Where has Hurricane Lee struck already?

The storm now known as Hurricane Lee formed at the beginning of this month as a tropical wave on the coast of West Africa. This wave caused a tropical depression, a large low-pressure cyclone surrounded by sustained thunderstorms that orbit around it. As it moved off the coast and westward into the Atlantic, this tropical depression continued to grow in power, eventually being classified as a hurricane on September 5. 

The storm has continued to move northwestward across the ocean and, at one point, intensified into a strong Category 5 hurricane. The hurricane has now waned enough to be given a Category 3 classification and is located about 535 miles south of Bermuda.

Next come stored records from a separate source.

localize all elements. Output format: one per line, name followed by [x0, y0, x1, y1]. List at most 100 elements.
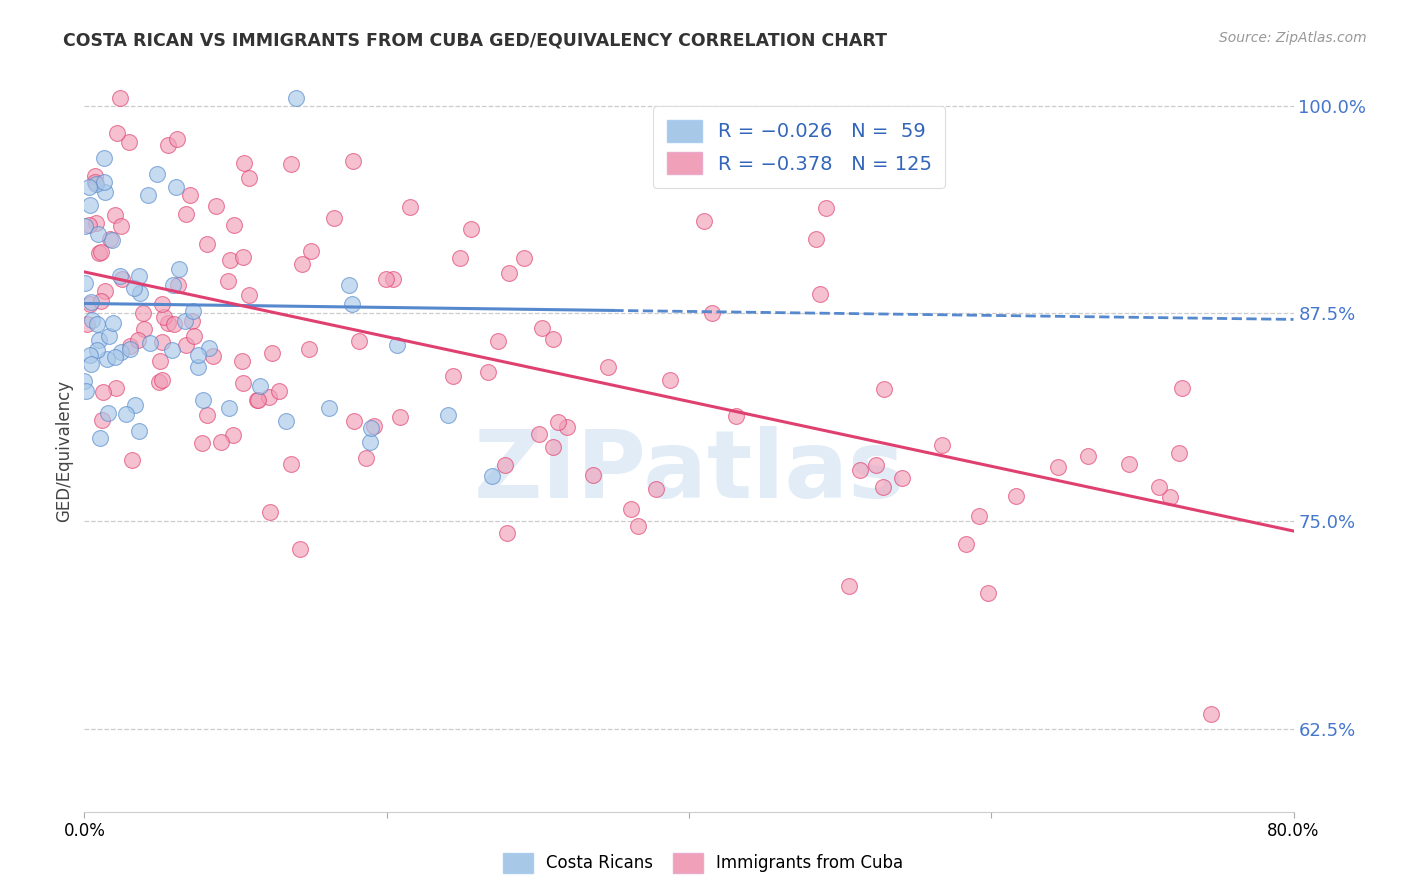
Point [231, 354, 253, 368]
Point [121, 453, 143, 467]
Point [183, 328, 205, 343]
Point [111, 271, 134, 285]
Point [128, 424, 150, 438]
Point [360, 421, 382, 435]
Point [385, 338, 408, 352]
Point [84, 169, 107, 183]
Point [89, 334, 111, 348]
Point [118, 135, 141, 149]
Text: ZIPatlas: ZIPatlas [474, 426, 904, 518]
Point [108, 268, 131, 283]
Point [209, 435, 232, 450]
Point [246, 393, 269, 408]
Point [1199, 706, 1222, 721]
Point [298, 342, 321, 356]
Point [93, 175, 115, 189]
Point [460, 222, 482, 236]
Point [75, 276, 97, 290]
Point [148, 375, 170, 389]
Point [354, 450, 377, 465]
Point [93, 151, 115, 165]
Point [232, 250, 254, 264]
Point [205, 199, 228, 213]
Y-axis label: GED/Equivalency: GED/Equivalency [55, 379, 73, 522]
Point [343, 414, 366, 428]
Point [232, 376, 254, 391]
Point [139, 335, 162, 350]
Point [174, 338, 197, 352]
Point [1159, 491, 1181, 505]
Point [494, 458, 516, 472]
Point [132, 322, 155, 336]
Point [274, 414, 297, 428]
Point [872, 480, 894, 494]
Point [105, 126, 128, 140]
Point [290, 542, 312, 557]
Point [233, 156, 256, 170]
Point [156, 316, 179, 330]
Point [110, 345, 132, 359]
Point [163, 318, 186, 332]
Point [238, 287, 260, 301]
Point [160, 343, 183, 358]
Point [103, 208, 125, 222]
Point [389, 409, 412, 424]
Point [1004, 489, 1026, 503]
Point [547, 416, 569, 430]
Point [167, 261, 190, 276]
Point [449, 251, 471, 265]
Point [342, 153, 364, 168]
Point [104, 350, 127, 364]
Point [477, 365, 499, 379]
Point [87, 227, 110, 241]
Point [218, 252, 240, 267]
Point [195, 408, 218, 422]
Point [176, 206, 198, 220]
Point [224, 218, 246, 232]
Text: COSTA RICAN VS IMMIGRANTS FROM CUBA GED/EQUIVALENCY CORRELATION CHART: COSTA RICAN VS IMMIGRANTS FROM CUBA GED/… [63, 31, 887, 49]
Point [806, 232, 828, 246]
Point [280, 157, 302, 171]
Point [105, 381, 128, 395]
Point [693, 214, 716, 228]
Point [97, 406, 120, 420]
Point [120, 339, 142, 353]
Point [217, 274, 239, 288]
Point [94, 284, 117, 298]
Point [73, 219, 96, 234]
Point [838, 579, 860, 593]
Point [238, 170, 260, 185]
Point [246, 392, 269, 407]
Point [815, 201, 838, 215]
Point [527, 427, 550, 442]
Point [374, 272, 396, 286]
Point [658, 373, 681, 387]
Point [149, 354, 172, 368]
Point [127, 333, 149, 347]
Point [89, 294, 111, 309]
Point [496, 526, 519, 541]
Point [75, 384, 97, 399]
Point [181, 314, 204, 328]
Point [865, 458, 887, 472]
Point [80, 312, 103, 326]
Point [76, 317, 98, 331]
Point [77, 218, 100, 232]
Point [84, 175, 107, 189]
Point [124, 281, 146, 295]
Point [260, 345, 283, 359]
Point [150, 296, 173, 310]
Point [138, 188, 160, 202]
Point [191, 436, 214, 450]
Text: Source: ZipAtlas.com: Source: ZipAtlas.com [1219, 31, 1367, 45]
Point [582, 468, 605, 483]
Point [84, 216, 107, 230]
Point [486, 334, 509, 349]
Point [153, 310, 176, 325]
Point [347, 334, 370, 348]
Point [79, 358, 101, 372]
Point [120, 342, 142, 356]
Point [98, 232, 121, 246]
Point [1168, 446, 1191, 460]
Point [145, 167, 167, 181]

Where is Hurricane Lee headed?

As of now, Hurricane Lee seems to be heading north toward Bermuda, and a hurricane advisory has been given to the country by the United States National Hurricane Center (NHC). The center of the hurricane is expected to pass just West of Bermuda on Thursday, September 14 and that night.

After it moves through the Caribbean, the hurricane is forecasted to continue through the East Coast of the United States and Canada. The most recent NHC advisory reads, “risk of wind, coastal flooding, and rain impacts increasing for portions of New England and Atlantic Canada.” The NHC forecasts that the storm will approach the East Coast of the U.S. and Canada on Friday or Saturday of this week.

How strong is Hurricane Lee?

Hurricane Lee is currently classified as a Category 3 hurricane on a scale that goes up to Category 5. The lowest category on the scale is actually a tropical depression, followed by a tropical storm, and then Categories one through five of hurricanes. The defining factor for whether a storm is considered a hurricane is the one-minute-average maximum sustained winds at 10 meters above the surface of the water.

Hurricane Lee’s average winds currently sit at around 115 mph. To be reclassified as a Category 2 hurricane, the winds will need to slow to 111 mph, and to have its classification increased to a Category 4 hurricane, the winds will need to progress past 129 mph.

Secondary effects of Hurricane Lee

The actual hurricane itself isn’t the only danger created by one of these strong tropical storms, and there can be serious indirect hazards as well. The waves created by a hurricane can go on for miles, and those created by Hurricane Lee are predicted to affect the Lesser Antilles, Puerto Rico, Hispaniola, the British and U.S. Virgin Islands, the Turks and Caicos Islands, and the Bahamas. These can create dangerous rip currents that make being in the water dangerous, even far away from the storm.